Porque las empresas actuales ya no precisan de personas que imiten el funcionamiento de las máquinas, sino de personas capaces de adelantarse a los problemas y de resolverlos en el menor tiempo posible. Personas que se impliquen, que fluyan con el trabajo que realizan, que aporten ideas, que toleren bien el estrés y sean capaces de canalizarlo de forma que las lleve a ser más flexibles y productivas. Se buscan personas muy formadas académicamente, pero de sus currículums no convencen sus logros académicos sino lo que se puede o no se puede leer entre sus líneas: su potencial, lo que se intuye que esa persona será capaz de hacer en el plazo de un año o de cinco años. Pero muchas de esas personas, tras ser contratadas, acaban desilusionándose al comprender que su buena predisposición, su flexibilidad horaria y su amplia preparación no se corresponden en absoluto con su retribución económica.
¿Podemos hablar de dirección por valores en una empresa que desilusiona de ese modo a nuestros jóvenes mejor preparados? Si de verdad nos importan tanto las PERSONAS y sus VALORES, ¿por qué las valoramos tan poco?
Los que trabajamos en recursos humanos sabemos lo importantes que son las PERSONAS en el desarrollo de las empresas y consideramos que la implantación de la dirección por valores es un gran avance en la mejora de las relaciones entre empleadores y empleados, pero siempre que la estrategia no se reduzca a plasmar una imagen bonita o unas palabras de gran significado en las paredes de nuestras oficinas. No por pregonar a los cuatro vientos que somos los más guapos, va a tener que ser verdad. Hace años el mago catalán Màgic Andreu ya hacía la broma de ponerse medallas a sí mismo diciendo aquello de “Es que sóc bo” (Es que soy bueno).
A los empleados que contratamos tendríamos que agradecerles siempre mirándoles a los ojos el hecho de que hayan elegido la empresa que representamos para trabajar con nosotros. Y cada vez que alguno de ellos decide dejarnos para emprender otro proyecto laboral o, por desgracia, tenemos que finalizar nosotros la relación laboral, deberíamos ser humildes y volverles a agradecer su esfuerzo y dedicación mientras han trabajado con nosotros. Porque sin ellos, nuestra empresa no alcanzaría los objetivos de los que tanto nos gusta enorgullecernos.

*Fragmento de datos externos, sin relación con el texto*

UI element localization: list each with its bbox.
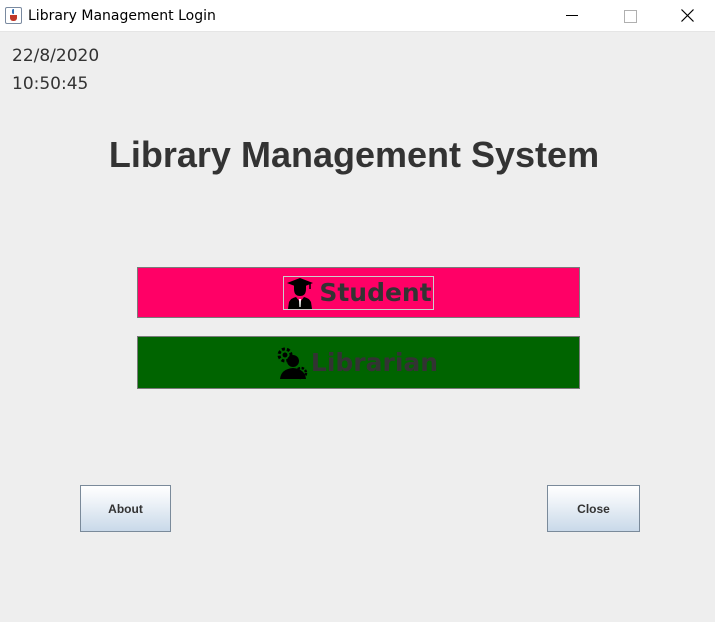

Si hay algo que decepciona a un empleado, sean cuales sean las funciones que desempeñe en una empresa, es el hecho de tener delante a su jefe/a o encargado/a y que este otro no recuerde o desconozca su nombre. En la medida de lo posible, un jefe que se jacte de dirigir su empresa por valores, debería conocer a todos y cada uno de sus empleados, sean cuatro o sean dos mil. Porque a veces basta que se rompa una sola pieza de un engranaje para que una máquina deje de funcionar. Un empleado descontento o decepcionado a veces es suficiente para que una empresa deje de inspirarle confianza a demasiada gente.
Los valores se aprenden. A veces tenemos la suerte de gestarlos durante nuestra infancia. Otras, los aprendemos de mayores, a base de afrontar fracasos y de levantarnos tras mil caídas. El caso es que no son algo que se tiene, sino que SE ES. Y, cuando se es responsable, empático, humilde, generoso, proactivo y positivo, podemos lograr que el día a día de cualquier empresa en la que trabajemos, si nuestros compañeros son como nosotros, sea de lo más positivo y que el trabajo fluya por sí solo, sin necesidad de que nadie nos ordene y mande lo que tengamos que hacer. Pero no olvidemos que, si una empresa consigue tener los valores que su lema dice que tiene, no es porque alguien haya decidido que los tenga, sino porque la empresa ES esos valores GRACIAS A LOS VALORES DE SUS EMPLEADOS.